Toute
recherche du bonheur implique un manque éprouvé
devant ce qui semble donné: c'est que ce qui semble donné est
en réalité construit par un regard socialisé d'un être
surmené (cf. Le Paulinus de Sénèque), par des soucis
et des projets au point d'être aveuglé par une taie, une tâche
opaque de la cornée aveugle à cette profondeur qu'il y a sous
les apparences. C'est comme si un autre monde
primordial pouvait engendrer une sorte de métaphysique
fantastique, "existentiellement vécue". Encore
faut-il le rencontrer cet autre monde ...
Comprendre que la recherche du bonheur a pour propédeutique
incontournable ce désir qui refuse des cristallisations que
l'humanité traîne avec elle comme des boulets, un désir de plénitude
et de sens.
Tout
bonheur a pour caractéristique essentielle la plénitude.

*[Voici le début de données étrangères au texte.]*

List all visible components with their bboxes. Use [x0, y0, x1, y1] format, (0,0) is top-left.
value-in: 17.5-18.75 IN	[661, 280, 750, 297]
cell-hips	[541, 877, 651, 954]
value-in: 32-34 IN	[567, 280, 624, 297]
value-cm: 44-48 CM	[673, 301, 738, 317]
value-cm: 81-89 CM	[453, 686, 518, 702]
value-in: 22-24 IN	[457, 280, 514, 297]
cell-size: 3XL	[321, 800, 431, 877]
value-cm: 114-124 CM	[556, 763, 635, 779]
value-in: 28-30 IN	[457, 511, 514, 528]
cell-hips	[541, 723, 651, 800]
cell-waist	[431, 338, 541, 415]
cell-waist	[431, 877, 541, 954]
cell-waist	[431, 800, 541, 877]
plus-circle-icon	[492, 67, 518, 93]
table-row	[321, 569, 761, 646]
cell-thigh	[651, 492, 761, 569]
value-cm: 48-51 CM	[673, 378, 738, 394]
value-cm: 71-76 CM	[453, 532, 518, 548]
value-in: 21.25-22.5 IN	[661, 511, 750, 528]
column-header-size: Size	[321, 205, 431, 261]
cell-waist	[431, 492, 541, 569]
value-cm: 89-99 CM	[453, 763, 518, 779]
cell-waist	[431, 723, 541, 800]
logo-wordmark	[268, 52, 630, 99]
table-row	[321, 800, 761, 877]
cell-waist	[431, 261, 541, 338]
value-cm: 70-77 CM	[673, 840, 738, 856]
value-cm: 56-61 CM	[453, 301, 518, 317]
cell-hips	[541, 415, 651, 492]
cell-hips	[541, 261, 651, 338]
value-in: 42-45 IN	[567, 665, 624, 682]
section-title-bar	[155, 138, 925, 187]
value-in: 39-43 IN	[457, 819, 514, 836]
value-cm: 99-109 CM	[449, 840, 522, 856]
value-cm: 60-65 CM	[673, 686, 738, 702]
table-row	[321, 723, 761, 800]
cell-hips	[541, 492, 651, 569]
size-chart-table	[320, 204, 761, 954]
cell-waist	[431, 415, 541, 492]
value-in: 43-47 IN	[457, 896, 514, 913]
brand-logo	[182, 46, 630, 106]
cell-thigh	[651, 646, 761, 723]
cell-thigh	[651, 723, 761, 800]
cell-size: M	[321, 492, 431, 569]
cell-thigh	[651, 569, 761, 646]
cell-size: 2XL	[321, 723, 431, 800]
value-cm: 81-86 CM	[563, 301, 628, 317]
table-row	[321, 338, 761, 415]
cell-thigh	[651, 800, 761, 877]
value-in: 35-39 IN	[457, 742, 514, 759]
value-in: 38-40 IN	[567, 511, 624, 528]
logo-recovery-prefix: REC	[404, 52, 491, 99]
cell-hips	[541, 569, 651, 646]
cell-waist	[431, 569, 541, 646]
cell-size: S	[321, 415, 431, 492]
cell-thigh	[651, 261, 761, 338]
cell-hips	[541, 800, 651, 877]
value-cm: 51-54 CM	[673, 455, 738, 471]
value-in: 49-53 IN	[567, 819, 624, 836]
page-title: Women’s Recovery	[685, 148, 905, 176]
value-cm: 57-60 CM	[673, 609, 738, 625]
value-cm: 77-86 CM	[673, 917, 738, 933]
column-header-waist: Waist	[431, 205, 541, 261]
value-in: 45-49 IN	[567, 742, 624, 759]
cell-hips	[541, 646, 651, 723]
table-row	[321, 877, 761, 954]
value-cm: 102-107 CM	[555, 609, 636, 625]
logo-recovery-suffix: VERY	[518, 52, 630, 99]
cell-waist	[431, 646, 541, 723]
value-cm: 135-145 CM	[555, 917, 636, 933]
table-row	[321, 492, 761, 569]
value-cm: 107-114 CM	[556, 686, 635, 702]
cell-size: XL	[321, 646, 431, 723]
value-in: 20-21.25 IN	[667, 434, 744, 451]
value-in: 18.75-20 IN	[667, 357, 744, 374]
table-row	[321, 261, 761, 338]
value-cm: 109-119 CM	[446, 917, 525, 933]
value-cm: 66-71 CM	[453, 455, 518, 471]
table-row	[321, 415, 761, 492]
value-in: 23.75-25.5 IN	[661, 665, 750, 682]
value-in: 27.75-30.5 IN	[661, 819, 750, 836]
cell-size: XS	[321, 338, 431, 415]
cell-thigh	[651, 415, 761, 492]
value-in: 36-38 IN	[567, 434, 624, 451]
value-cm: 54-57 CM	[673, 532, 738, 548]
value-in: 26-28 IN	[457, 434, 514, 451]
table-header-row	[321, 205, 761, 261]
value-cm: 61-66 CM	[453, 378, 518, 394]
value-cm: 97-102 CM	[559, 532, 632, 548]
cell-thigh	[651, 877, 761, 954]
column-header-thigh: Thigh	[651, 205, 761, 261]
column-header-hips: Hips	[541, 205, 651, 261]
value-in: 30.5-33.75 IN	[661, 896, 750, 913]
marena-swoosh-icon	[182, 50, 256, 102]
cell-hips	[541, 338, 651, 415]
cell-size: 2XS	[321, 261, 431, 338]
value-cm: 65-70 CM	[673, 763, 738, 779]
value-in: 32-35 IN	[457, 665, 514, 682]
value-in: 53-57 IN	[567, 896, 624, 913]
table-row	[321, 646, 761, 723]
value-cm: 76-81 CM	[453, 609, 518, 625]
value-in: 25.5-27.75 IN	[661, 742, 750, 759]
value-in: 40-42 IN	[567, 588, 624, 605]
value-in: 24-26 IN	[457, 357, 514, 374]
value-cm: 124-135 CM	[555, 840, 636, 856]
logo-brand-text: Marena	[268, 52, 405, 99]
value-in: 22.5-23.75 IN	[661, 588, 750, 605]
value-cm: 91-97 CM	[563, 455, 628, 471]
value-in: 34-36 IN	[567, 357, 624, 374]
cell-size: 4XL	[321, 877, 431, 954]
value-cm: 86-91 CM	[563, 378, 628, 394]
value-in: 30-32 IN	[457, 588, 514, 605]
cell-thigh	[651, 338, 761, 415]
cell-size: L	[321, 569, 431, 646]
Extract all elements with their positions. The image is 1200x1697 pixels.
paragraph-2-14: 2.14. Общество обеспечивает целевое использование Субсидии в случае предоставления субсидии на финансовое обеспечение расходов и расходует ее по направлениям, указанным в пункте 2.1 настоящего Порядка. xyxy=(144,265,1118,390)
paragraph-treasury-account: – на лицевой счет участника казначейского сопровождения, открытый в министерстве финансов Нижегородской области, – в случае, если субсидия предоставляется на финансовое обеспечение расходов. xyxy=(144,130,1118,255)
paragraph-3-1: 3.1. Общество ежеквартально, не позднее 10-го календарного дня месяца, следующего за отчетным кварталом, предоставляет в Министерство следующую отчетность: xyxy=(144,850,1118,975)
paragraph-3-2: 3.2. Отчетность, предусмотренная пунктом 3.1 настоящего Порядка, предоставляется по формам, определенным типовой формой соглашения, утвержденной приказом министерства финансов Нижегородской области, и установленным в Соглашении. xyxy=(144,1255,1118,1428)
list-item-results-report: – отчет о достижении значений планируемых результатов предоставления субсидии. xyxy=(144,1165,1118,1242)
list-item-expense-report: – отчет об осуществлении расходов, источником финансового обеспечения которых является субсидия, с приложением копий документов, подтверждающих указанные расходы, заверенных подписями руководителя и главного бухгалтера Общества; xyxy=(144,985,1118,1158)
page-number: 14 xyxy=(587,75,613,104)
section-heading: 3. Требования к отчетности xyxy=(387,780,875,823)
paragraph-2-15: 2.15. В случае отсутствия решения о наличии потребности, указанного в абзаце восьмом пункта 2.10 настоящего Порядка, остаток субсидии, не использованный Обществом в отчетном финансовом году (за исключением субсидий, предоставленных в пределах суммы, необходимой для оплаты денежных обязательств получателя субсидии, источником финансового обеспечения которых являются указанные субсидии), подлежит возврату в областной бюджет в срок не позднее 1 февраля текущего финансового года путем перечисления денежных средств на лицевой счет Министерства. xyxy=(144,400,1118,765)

Chez Le Clézio la contemplation devient donc
participation et célébration, non bien sûr adoration
idolâtre de ce que le projet et le souci valorisent de ce qui
est présenté faussement comme essentiel, de ce qui signifie
toujours socialement, mais célébration de l'insignifiant, de
ce qui est pauvre, de ce qui manque d'existence et qui appelle
le dire du poète pour être sauvé de son inexistence profonde.
Pour
sortir de la solitude dans laquelle nous enferme la tâche
aveugle, il faut et il suffit de vivre avec le monde au point de
"sentir l'espace entrer en soi".
Le bonheur sera dans la plénitude de ce contact qui suit la
vague courant selon son destin, le crépitement du soleil ou
encore la simple et humble errance d'une fourmi ... Il s'agit
bien de se laisser porter par ce monde, sans jamais oublier la
mission dont il nous investit: par la parole et le chant, sauver
la nature en lui permettant de devenir ce qu'elle est, de
s'achever, d'aboutir à elle même pour ainsi dire.
La
recherche du bonheur aboutit donc à la plénitude d'une extase
matérielle: tout ce qui est donné doit être repris: la
contemplation n'est plus une passion, mais participation
active. A quoi? Mais au sens puisque cette
participation témoigne de l'essentiel: Les noces,
comme contact entre les éléments matériels et un dire qui les
sauve.
Et la porte qui ouvre la voie royale de la recherche d'un
fabuleux trésor, du bonheur, c'est d'abord l'étonnement.
L'étonnement n'est-il pas calcul déçu, oeuvre de l'esprit?
C'est lui qui lance l'imagination créatrice, qui en déclenchant
l'inquiétude pousse à la recherche. Chercher un autre monde
c'est prier et parier devant la profondeur d'une nappe phréatique
sous toutes les apparences, la profondeur d'un autre monde.
La recherche du bonheur s'accompagne alors d'émerveillement:
cet émerveillement qui emplit l'oeuvre de Le Clézio comme
celle de Ponge.
La recherche du bonheur tourne alors autour de l'appréhension
et de la célébration d'un mystère: l'essentiel tient
radicalement à l'insignifiant.
Oui,
il est temps de rejoindre l'Association pour la décristallisation
de l'humanité que Dali avait fondée!
La recherche du bonheur aspire à trouver un sens là même où
il semble que le ciel ne veuille pas des hommes:
"C'est dur à dire mais il devrait y avoir un Dieu."